Are you saying that the Catholic Church teaches various and opposing doctrine? I think not. Bishops and priests may have a difference of opinion on discipline and/or doctrine, but the Church teaching is apparent. For example, one bishop may feel that women should be ordained to the priesthood while another disagrees. We all know that Church discipline teaches no priestly woman ordinations.

So I do not quite understand what you are trying to say.
I am saying that the differences that exist between Catholic Bishops on whatever doctrine are of roughly the same gravity as those that exist between any two Protestant denominations on doctrines of similar gravity.
 
I am saying that when we say there are 30,000 Protestant denominations we aren’t really saying anything at all.
 
Whatever definition you use for what constitutes a “denomination” (and the definition is highly mobile) you have to, at least, do the justice of attempting to apply it to your own church as well.
I have.

Denomination = religious organization uniting local congregations in a single legal and administrative body

Catholic: 1
non-Catholic 33,000+
 
I have.

Denomination = religious organization uniting local congregations in a single legal and administrative body

Catholic: 1
non-Catholic 33,000+
Actually, I could take that definition and say there are as many Catholic denominations as there are dioceses.
 
I am saying that when we say there are 30,000 Protestant denominations we aren’t really saying anything at all.
I’m saying that when we are saying there are 33,000+ non-Catholic denominations, we are speaking to the inherently divise epistemology of non-Catholic denominations.

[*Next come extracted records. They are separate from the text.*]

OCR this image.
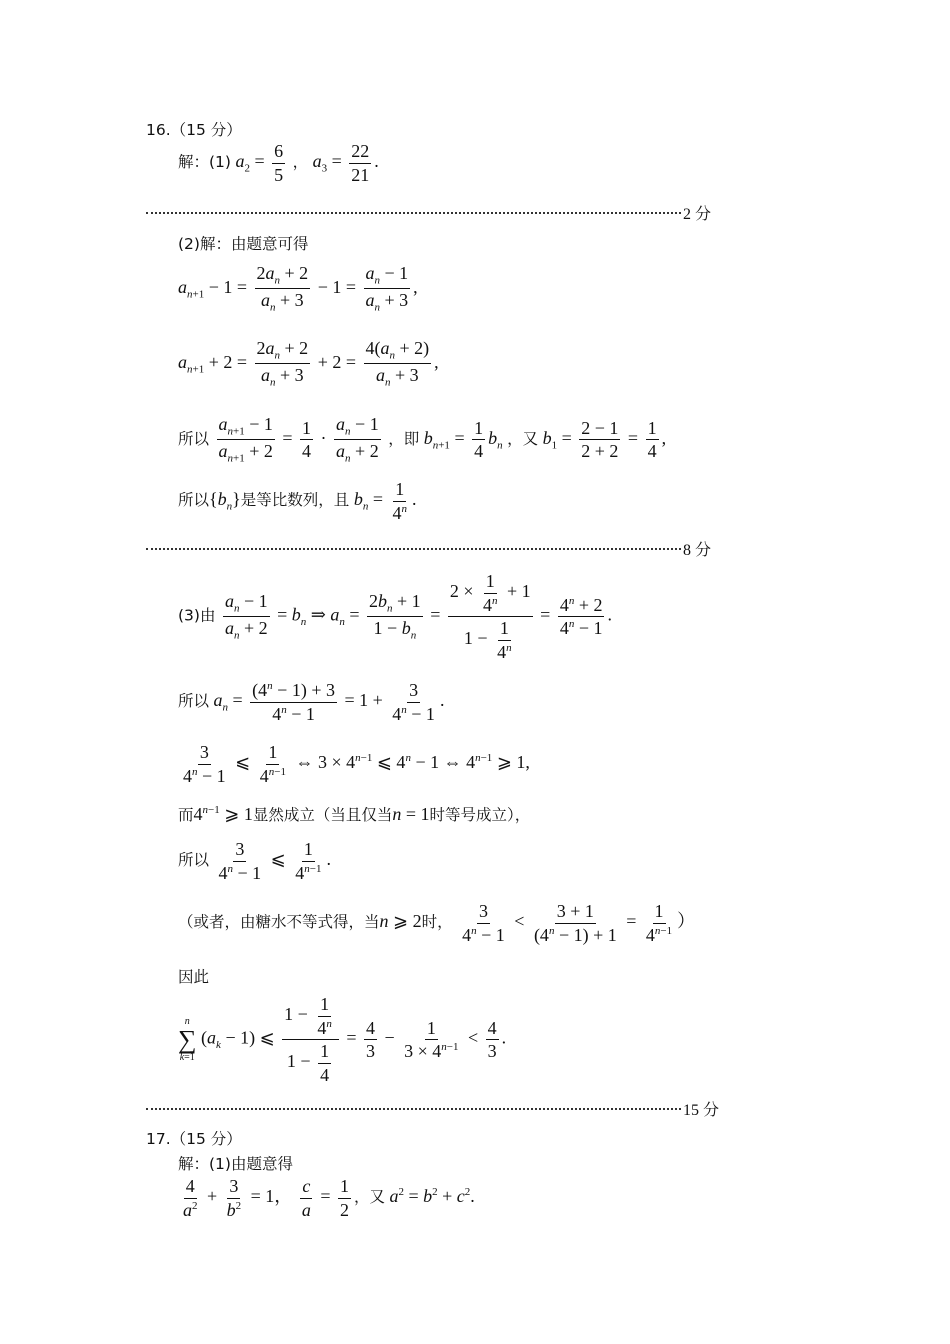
16.（15 分）
解：(1) $a_2 = \frac{6}{5}$ ， $a_3 = \frac{22}{21}$ .
2 分
(2)解：由题意可得
$a_{n+1} - 1 = \frac{2a_n + 2}{a_n + 3} - 1 = \frac{a_n - 1}{a_n + 3}$ ,
$a_{n+1} + 2 = \frac{2a_n + 2}{a_n + 3} + 2 = \frac{4(a_n + 2)}{a_n + 3}$ ,
所以 $\frac{a_{n+1} - 1}{a_{n+1} + 2} = \frac{1}{4} \cdot \frac{a_n - 1}{a_n + 2}$ ，即 $b_{n+1} = \frac{1}{4} b_n$ ，又 $b_1 = \frac{2 - 1}{2 + 2} = \frac{1}{4}$ ,
所以$\{b_n\}$是等比数列，且 $b_n = \frac{1}{4^n}$ .
8 分
(3)由 $\frac{a_n - 1}{a_n + 2} = b_n$ ⇒ $a_n = \frac{2b_n + 1}{1 - b_n} = \frac{2 \times \frac{1}{4^n} + 1}{1 - \frac{1}{4^n}} = \frac{4^n + 2}{4^n - 1}$ .
所以 $a_n = \frac{(4^n - 1) + 3}{4^n - 1} = 1 + \frac{3}{4^n - 1}$ .
$\frac{3}{4^n - 1}$ ⩽ $\frac{1}{4^{n-1}}$ ⇔ $3 \times 4^{n-1}$ ⩽ $4^n - 1$ ⇔ $4^{n-1}$ ⩾ 1,
而$4^{n-1}$ ⩾ 1显然成立（当且仅当n = 1时等号成立），
所以 $\frac{3}{4^n - 1}$ ⩽ $\frac{1}{4^{n-1}}$ .
（或者，由糖水不等式得，当n ⩾ 2时， $\frac{3}{4^n - 1} < \frac{3 + 1}{(4^n - 1) + 1} = \frac{1}{4^{n-1}}$ ）
因此
n
∑
k=1
$(a_k - 1)$ ⩽ $\frac{1 - \frac{1}{4^n}}{1 - \frac{1}{4}} = \frac{4}{3} - \frac{1}{3 \times 4^{n-1}} < \frac{4}{3}$ .
15 分
17.（15 分）
解：(1)由题意得
$\frac{4}{a^2} + \frac{3}{b^2} = 1$， $\frac{c}{a} = \frac{1}{2}$ ，又 $a^2 = b^2 + c^2$.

According to Protestant author, J. Leslie Dunstan:
Protestantism is one of the three main divisions of the universal Christian Church, which together with the Roman Catholic Church and the Orthodox Churches make up one world-wide religion. Protestantism is the most recent of the developments within Christianity, having a relatively short history of slightly more than four centuries; the other two branches of the faith have histories going back to the earliest days of the Christian era. Moreover, compared to the unity which characterizes those other branches, Protestantism is divided within itself among hundreds of separate organizations, some of which deny all relationship to others. The many denominations and sects have differing beliefs and carry on a variety of practices, which give them the appearance of being distinct from one another." (Protestantism, by J. Leslie Dunstan, (New York:
George Braziller, 1962), p. 9)
 
Actually, I could take that definition and say there are as many Catholic denominations as there are dioceses.
You can…but you’d be wrong. As the diocese are also united by a “religious organization uniting local congregations in a single legal and administrative body.”

You see, the diocese are governed by the Roman Pontiff.

Unlike Protestantism, which seems to claim each local parish is self-governing, each Catholic parish is obliged to submit to the laws of the diocese, and each diocese is obliged to submit to the laws of the Roman Pontiff.
 
You can…but you’d be wrong. As the diocese are also united by a “religious organization uniting local congregations in a single legal and administrative body.”

You see, the diocese are governed by the Roman Pontiff.
And Protestant Churches are governed by Holy Scripture, which Webster won’t recognize as a “single legal and administrative body” but which, for the sake of this discussion is one.